TEN reports revenue increase

Apr 05 2019

In the fourth quarter of 2018, TEN generated positive operating income of $26.3 mill and net income of $2.8 mill, before non-cash impairment charges.

This included a $10.8 mill non-cash bunker hedging charge.

Total gross revenues increased by 14.3% to $153.8 mill, compared to 4Q17, due to a much-improved crude tanker market, as global oil demand continued to strengthen and oil supplies, especially from the US, increased and the additions of new vessels to the global fleet slowed.

As a result, 33 tankers operating on spot-related charters during the quarter, including vessels on profit-sharing contracts, were able to generate increased freight income. In particular, eight suezmaxes on profit-sharing charters earned double the amount of the agreed minimum hire-rate.

These factors helped increase TEN’a average daily TCE per vessel by 17% to $21,439 in 4Q18.

In addition, the two LNGCs also earned higher rates in 4Q18 than in the same quarter of 2017. Since the beginning of 2019, the hire-rates for the LNGCs have increased substantially, the company claimed.

Adjusted EBITDA amounted to $66.3 mill, 25.3% higher than in 4Q17, with almost all of the vessels generating positive adjusted EBITDA. Compared to 3Q18, the fleet generated close to $26 mill more adjusted EBITDA, a 64% increase.

In line with TEN’s operating model, vessels on fixed term timecharters alone continued to generate enough gross revenue to cover the entire fleet’s operating, overhead and cash finance expenses while the spot vessels added a further $22 mill revenue, net of voyage expenses.

Fleet operating expenses, despite a larger number of vessels during the quarter, fell by 2.5% compared with 4Q17, helped by tight cost controls, lower insurance and lubricant expenses and a strengthening US dollar. On a per vessel basis, these expenses translated to $7,715 per day OPEX.

For the full year, TEN reported total voyage revenues of $529.9 mill, slightly higher than in 2017.

The first three quarters of last year saw a difficult market with healthier rates evident only in the fourth quarter, as the market at last benefited from a positive turnaround instigated by a fast declining orderbook, increased scrapping and a surge in US oil exports, which largely nullified the renewed OPEC production cuts.

In this challenging and unpredictable environment and, as a result of TEN’s solid employment strategy, the company generated $38.2 mill in operating income, before non-cash charges, and adjusted EBITDA of $190.7 mill for the year.

The average daily TCE rate per vessel per day was $18,226 with fleet utilisation again at a high 96.2%, as a result of TEN’s timecharter policy and the long-standing relationship with many high-end charterers worldwide.

TEN continued to retain strong cash liquidity with $220.5 mill on the balance sheet as at 31st December, 2018.

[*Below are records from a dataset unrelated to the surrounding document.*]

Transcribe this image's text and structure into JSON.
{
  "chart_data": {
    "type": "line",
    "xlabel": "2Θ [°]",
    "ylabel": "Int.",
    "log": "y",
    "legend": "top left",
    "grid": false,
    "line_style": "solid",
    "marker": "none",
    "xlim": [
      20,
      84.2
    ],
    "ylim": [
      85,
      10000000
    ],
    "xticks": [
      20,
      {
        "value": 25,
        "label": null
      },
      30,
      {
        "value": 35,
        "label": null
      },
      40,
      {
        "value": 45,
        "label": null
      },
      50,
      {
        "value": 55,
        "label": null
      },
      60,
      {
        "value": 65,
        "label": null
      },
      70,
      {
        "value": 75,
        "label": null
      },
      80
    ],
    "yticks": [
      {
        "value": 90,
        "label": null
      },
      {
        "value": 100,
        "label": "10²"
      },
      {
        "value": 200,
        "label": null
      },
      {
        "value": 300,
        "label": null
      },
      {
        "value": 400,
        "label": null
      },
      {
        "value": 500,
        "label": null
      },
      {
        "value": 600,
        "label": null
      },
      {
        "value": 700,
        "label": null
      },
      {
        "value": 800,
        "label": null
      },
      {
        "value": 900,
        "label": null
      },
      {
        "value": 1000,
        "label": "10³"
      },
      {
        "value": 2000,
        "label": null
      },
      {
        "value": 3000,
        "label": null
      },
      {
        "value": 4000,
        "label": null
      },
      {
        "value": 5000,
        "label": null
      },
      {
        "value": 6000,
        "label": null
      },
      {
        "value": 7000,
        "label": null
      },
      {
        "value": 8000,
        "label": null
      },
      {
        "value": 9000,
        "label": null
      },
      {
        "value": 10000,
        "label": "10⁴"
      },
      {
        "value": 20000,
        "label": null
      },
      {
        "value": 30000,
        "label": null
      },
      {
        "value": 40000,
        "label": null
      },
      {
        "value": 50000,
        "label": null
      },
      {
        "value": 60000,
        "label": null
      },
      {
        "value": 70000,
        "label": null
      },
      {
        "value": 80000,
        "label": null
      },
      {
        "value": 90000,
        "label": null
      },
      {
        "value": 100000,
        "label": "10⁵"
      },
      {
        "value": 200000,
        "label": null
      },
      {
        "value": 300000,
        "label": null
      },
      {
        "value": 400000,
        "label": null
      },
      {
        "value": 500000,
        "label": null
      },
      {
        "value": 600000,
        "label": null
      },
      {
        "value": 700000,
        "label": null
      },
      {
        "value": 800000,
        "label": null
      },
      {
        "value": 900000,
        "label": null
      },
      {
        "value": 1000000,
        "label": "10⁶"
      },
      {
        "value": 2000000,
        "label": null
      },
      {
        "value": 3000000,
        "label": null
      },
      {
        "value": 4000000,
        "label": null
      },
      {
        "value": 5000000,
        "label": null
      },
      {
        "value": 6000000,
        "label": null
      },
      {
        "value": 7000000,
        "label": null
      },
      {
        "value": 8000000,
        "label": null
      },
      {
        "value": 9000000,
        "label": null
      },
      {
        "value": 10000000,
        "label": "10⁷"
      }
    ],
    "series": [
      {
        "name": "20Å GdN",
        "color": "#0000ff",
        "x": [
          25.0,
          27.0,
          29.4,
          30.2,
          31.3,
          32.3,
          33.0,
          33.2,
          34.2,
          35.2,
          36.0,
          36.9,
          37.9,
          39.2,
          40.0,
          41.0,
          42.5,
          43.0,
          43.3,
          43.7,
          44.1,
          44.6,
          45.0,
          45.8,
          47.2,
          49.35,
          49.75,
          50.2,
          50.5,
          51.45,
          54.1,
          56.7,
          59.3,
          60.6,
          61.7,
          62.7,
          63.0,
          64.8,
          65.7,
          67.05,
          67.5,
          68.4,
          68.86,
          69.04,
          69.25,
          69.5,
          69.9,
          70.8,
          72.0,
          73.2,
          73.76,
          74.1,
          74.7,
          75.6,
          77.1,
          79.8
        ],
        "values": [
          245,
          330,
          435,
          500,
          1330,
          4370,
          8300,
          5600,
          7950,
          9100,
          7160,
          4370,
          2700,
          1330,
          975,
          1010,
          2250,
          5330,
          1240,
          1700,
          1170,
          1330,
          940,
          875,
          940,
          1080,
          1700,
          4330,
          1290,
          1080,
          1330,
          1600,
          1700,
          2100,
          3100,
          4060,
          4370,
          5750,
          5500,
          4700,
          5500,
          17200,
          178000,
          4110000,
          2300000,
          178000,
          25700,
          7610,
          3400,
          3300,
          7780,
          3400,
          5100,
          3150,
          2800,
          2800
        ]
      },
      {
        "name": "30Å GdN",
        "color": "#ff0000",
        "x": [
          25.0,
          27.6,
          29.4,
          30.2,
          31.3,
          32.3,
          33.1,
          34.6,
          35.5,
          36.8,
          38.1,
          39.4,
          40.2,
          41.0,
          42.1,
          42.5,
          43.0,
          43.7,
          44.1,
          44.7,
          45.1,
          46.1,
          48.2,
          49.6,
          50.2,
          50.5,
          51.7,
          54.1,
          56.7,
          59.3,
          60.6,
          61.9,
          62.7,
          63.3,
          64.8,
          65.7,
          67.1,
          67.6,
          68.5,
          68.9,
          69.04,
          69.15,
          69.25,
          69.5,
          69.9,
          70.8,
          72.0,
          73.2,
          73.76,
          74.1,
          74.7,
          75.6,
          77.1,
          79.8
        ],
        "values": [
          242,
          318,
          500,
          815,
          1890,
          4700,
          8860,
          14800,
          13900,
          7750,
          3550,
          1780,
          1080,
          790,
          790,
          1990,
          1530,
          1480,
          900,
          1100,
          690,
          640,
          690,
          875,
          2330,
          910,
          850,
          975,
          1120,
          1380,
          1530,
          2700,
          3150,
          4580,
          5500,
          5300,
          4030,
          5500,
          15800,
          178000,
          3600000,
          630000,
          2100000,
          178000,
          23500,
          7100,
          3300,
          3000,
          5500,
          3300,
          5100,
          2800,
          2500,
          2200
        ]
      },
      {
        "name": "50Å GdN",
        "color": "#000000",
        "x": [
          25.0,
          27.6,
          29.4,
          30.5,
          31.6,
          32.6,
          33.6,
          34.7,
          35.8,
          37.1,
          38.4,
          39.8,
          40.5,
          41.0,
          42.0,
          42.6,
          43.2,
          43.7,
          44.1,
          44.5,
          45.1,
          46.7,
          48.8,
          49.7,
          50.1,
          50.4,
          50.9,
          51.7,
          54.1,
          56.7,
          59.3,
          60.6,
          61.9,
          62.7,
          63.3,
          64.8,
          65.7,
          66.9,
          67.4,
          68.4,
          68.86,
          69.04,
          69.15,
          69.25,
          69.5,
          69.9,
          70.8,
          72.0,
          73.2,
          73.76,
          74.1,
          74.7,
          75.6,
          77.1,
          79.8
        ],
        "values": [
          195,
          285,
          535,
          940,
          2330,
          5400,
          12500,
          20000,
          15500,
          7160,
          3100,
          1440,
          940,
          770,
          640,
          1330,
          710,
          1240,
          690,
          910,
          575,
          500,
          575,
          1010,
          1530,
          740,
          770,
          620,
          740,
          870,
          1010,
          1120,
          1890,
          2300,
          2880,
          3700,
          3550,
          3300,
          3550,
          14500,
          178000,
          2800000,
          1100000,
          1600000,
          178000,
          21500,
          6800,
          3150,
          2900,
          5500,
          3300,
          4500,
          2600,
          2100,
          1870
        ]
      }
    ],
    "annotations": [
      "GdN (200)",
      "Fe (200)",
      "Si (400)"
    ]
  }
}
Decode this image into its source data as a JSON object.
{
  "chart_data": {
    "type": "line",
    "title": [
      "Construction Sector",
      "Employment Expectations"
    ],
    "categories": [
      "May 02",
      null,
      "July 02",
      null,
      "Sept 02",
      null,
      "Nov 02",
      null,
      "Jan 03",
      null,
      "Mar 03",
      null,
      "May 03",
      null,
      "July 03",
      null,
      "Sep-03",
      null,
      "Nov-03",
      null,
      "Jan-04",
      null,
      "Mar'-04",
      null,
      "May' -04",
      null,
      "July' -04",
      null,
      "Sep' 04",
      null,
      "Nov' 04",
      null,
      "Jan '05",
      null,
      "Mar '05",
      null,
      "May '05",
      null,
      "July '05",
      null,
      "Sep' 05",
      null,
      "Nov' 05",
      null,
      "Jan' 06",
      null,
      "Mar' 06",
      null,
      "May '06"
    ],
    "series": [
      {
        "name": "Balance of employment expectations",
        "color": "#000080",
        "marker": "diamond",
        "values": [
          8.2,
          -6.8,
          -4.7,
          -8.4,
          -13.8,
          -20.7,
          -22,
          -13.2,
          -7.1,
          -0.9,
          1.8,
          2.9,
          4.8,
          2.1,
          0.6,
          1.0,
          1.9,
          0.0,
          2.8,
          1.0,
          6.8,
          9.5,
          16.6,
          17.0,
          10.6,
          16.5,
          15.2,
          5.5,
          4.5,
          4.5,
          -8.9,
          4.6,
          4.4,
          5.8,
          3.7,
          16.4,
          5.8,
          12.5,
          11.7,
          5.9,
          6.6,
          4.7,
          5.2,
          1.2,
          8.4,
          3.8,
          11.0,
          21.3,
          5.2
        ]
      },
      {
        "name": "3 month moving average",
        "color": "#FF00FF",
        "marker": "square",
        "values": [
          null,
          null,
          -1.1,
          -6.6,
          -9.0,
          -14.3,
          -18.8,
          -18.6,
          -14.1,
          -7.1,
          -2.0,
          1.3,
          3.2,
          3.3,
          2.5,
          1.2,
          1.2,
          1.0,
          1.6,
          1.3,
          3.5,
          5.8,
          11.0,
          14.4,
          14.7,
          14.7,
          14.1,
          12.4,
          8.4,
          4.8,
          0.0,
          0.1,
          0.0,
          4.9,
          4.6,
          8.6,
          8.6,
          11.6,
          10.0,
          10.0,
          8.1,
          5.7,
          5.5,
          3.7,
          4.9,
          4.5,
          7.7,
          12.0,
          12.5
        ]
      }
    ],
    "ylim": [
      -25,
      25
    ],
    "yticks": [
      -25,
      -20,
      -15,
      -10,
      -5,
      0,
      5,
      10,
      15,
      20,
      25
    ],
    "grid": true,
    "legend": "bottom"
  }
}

The company said that it continued its long-term repeat employment model having concluded its 30th timecharter in the last 15 months. Inclusive of the two recently announced LNGC fixtures, which are expected to generate cash inflows of about $60 mill, the minimum contracted revenue backlog of TEN currently stands at $1.2 bill.

Nine vessels with expiring timecharters in 2019 are already in negotiations for extensions at higher rates, reflecting today’s improved market prospects, the company said.

Five vessels, ‘Silia T’, ‘Bosporos’, ‘Byzantion’, ‘Salamina’ and ‘Selini’, have incurred non-cash impairment charges totalling $66 mill, as they have become potential candidates for sale.

In addition to replacement tonnage, management continues to actively explore investments in the LNG and shuttle tanker segments aiming at industrial opportunities with long accretive charters. Thus far this year, four contracts for Aframaxes Suezmaxes were concluded to major end-users.

George Saroglou, TEN COO, commented; “With global oil consumption on the rise, driven by Chinese and Indian demand, and the US becoming a leading force in global crude oil exports, freight rates should maintain their upward trajectory by the second half of 2019 and beyond. The low orderbook and the high scrapping levels spurred, to a large extent by the upcoming IMO 2020 regulations, will further support the market to attain higher profitability.

“As a result, vessels in spot and profit-sharing charters are expected to capture the firming freight market and solidify further the company’s bottom line. The increased appetite of major oil companies for long-term charters in the crude and product sectors, is a strong indicator of a sustainable improvement in market conditions going forward,” he concluded.